17

9.7K 744 74
                                    

Di bawah redupnya penerangan kamar karena gorden yang belum disingkap, Sing membanting alat sihir perekam dengan kuat hingga hancur berkeping-keping.

Tanpa sepengetahuan Jayan, ia meletakkan alat perekam di kamar lelaki itu. Sing menarik rambutnya, melampiaskan amarah melihat Leo yang berani mendekati miliknya.

"Brengsek! Aku akan membunuhmu."

Napas Sing memburu. Niatnya untuk melihat wajah lucu Jayan ketika tidur terhempas sudah. Leo sama sekali tak mengindahkan peringatannya untuk tidak mendekati Jayan.

"Tidak apa-apa. Jayan menyukaiku, bukan dia." Sing tersenyum, kemudian wajahnya kembali cemas. "benar, kan? Jayan tidak mungkin membuangku. Tidak!"

Jantung Sing berdebar kencang. Ia melirik pecahan alat perekam tadi, mengambil yang paling besar, menggenggamnya di tangan kanan dengan kuat hingga darah kental menetes dari sela jari.

Sing membuang kaca itu ketika dirasa lukanya sudah cukup. Berjalan ke arah cermin untuk merapikan rambut. Ia harus tampil sempurna di depan Jayan.

Sing keluar kamar menuju tempat orang yang paling ia sayangi. Membiarkan darahnya menetes di sepanjang jalan.

"Jayan ...." Sing mengetuk pintu dengan suara rendah.

"Jayan? Kau sudah bangun?"

Pintu terbuka, menampilkan Jayan yang sedang menggosok pelan matanya.

"Aku izin sakit hari ini, apa kau lupa?" Zayyan mengira Sing menjemputnya sepagi ini untuk pergi bersama ke kelas.

Sing tersenyum, memperlihatkan tangannya yang terluka.

Zayyan melotot. "Apa ini? Apa yang terjadi? Siapa yang melukaimu?"

Zayyan terhuyung ke belakang menahan beban tubuh lelaki itu. Sing menutup pintu dengan kakinya hingga menimbulkan suara yang keras.

"Sing, ayo kita ke klink! Ini harus dijahit!"

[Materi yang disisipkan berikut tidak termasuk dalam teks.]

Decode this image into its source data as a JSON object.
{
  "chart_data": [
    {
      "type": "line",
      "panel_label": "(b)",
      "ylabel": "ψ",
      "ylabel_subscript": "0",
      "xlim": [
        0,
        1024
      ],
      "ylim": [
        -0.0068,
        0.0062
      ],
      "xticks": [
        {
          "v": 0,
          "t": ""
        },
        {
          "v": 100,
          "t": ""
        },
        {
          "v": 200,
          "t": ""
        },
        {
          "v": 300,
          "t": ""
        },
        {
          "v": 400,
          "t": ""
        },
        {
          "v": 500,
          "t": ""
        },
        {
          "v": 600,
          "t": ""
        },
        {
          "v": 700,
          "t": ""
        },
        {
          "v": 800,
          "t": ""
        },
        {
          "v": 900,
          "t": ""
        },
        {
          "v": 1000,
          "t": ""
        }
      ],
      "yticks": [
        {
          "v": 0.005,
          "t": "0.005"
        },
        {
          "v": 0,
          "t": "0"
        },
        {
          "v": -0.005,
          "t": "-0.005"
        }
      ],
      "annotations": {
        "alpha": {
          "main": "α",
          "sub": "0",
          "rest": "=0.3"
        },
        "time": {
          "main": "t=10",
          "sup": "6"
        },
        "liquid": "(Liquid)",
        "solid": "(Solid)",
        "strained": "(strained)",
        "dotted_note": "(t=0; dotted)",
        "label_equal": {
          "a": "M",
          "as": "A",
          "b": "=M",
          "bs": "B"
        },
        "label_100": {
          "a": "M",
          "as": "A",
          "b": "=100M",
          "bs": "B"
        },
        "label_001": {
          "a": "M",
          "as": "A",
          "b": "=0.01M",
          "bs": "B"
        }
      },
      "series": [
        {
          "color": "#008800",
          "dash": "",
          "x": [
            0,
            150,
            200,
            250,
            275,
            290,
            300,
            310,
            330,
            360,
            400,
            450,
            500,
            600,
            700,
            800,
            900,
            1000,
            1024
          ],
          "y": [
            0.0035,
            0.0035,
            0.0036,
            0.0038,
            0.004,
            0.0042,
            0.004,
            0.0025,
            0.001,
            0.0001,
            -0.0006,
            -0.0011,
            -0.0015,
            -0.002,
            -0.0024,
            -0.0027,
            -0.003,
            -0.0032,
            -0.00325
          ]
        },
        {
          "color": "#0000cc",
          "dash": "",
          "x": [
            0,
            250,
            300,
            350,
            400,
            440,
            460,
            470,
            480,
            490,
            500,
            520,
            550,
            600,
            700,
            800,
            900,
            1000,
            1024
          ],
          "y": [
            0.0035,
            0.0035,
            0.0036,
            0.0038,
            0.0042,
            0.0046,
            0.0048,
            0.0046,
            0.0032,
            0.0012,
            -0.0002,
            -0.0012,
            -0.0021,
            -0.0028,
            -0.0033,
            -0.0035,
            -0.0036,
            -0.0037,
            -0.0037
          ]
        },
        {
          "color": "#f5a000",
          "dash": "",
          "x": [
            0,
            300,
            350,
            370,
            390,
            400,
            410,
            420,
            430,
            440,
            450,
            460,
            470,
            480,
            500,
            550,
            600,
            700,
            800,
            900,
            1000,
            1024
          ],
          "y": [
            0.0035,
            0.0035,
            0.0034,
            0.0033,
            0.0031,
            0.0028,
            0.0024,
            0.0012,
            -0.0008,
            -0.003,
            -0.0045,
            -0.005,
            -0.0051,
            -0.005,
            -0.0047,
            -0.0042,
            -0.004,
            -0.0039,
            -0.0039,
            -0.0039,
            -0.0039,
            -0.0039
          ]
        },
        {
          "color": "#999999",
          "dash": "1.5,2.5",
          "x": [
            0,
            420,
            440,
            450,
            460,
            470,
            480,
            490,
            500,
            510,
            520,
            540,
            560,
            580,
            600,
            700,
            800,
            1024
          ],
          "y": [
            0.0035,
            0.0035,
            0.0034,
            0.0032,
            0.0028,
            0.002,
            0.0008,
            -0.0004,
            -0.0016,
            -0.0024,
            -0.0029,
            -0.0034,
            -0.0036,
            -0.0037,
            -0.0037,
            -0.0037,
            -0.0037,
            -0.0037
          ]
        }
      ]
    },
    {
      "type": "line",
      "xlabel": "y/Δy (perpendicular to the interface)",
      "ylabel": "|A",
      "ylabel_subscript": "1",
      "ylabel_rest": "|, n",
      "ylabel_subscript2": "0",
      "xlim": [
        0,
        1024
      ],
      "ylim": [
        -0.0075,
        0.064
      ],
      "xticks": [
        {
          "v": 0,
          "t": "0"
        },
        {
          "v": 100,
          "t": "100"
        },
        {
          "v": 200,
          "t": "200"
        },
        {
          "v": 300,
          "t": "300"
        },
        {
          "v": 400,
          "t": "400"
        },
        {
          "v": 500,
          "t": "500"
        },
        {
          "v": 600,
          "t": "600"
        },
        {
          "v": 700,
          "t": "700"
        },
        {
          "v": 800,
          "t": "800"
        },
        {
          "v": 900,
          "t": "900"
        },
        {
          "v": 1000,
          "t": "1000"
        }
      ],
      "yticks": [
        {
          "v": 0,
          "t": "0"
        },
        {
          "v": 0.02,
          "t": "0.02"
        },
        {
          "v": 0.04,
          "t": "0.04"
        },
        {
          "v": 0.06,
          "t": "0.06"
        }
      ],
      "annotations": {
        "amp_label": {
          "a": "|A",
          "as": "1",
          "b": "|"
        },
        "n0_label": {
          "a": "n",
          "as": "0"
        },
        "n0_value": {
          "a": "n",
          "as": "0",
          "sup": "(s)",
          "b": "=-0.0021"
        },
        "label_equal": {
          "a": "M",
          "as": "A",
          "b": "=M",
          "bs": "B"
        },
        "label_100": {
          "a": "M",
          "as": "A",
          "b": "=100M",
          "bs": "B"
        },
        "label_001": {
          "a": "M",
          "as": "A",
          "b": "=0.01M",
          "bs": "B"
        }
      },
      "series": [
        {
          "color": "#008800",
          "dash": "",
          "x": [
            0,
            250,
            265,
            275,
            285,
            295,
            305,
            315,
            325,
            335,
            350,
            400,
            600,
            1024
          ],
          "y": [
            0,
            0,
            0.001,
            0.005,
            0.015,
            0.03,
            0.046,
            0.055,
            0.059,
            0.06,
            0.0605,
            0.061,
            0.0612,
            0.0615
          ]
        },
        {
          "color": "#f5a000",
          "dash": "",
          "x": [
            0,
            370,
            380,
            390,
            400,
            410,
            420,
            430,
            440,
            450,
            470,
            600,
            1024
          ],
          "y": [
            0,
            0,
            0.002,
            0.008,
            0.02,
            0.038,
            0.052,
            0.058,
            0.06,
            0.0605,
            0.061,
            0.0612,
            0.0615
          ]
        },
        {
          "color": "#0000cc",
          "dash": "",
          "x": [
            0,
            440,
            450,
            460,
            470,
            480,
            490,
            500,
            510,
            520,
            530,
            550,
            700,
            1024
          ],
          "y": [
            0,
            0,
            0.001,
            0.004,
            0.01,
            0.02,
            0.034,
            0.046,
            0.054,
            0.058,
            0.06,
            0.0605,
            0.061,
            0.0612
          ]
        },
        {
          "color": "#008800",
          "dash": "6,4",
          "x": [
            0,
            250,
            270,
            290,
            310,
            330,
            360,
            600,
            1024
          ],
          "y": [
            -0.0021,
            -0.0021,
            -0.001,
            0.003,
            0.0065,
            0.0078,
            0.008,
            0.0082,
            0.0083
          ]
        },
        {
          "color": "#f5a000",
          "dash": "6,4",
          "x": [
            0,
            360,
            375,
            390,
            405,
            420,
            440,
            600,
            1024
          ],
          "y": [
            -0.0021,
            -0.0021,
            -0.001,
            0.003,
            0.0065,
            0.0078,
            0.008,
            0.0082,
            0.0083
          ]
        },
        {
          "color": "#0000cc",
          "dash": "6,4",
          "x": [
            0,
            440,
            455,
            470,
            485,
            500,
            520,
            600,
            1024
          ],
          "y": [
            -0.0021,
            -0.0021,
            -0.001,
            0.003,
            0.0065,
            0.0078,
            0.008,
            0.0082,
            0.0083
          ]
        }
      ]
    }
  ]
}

"Tidak, aku hanya ingin memelukmu." Sing memeluk Jayan erat. Piyama lelaki itu sampai berlumuran darah Sing yang terus menetes.

"Kau akan kehabisan banyak darah!"

Zayyan terkejut, Sing menyatukan bibir mereka. Membawanya berbaring dengan posisi Sing yang mengukung.

Ciuman Sing menuntut, menggigit bibir bawah Jayan kuat hingga ia meringis. Zayyan merasakan perih dan asin di sela ciuman itu.

"Ini tandaku." Sing mengusap dengan ibu jarinya bibir Jayan yang terluka. "kau milikku, Jayan. Kau harus ingat itu."

Zayyan terdiam. Merasakan napas Sing yang memburu di ceruk lehernya.

"Apa yang terjadi?"

"Pembunuh bayaran menyerang. Aku lengah dan untung saja hanya luka kecil." Sing mengecup leher Jayan, menjilat kemudian hingga Jayan mendesah.

"Hentikan. Lukamu harus diobati dulu."

"Kau obatnya."

Zayyan menahan bibir Sing dengan tangannya. "Itu perlu jahitan. Minggirlah!" Ia menendang perut Sing hingga lelaki itu memberikan sedikit celah.

Zayyan berdiri. Memakai pakaian yang sedikit rapi untuk membawa Sing ke klinik. Ia menyeretnya, mengabaikan lelaki yang menggerutu di belakang tubuhnya.

"Padahal cukup bercinta saja luka ini akan membaik."

"Bercinta kepalamu!"

Zayyan kesal. Masih pagi ada saja masalah yang terjadi. Untunglah Dokter klinik sudah ada di tempat.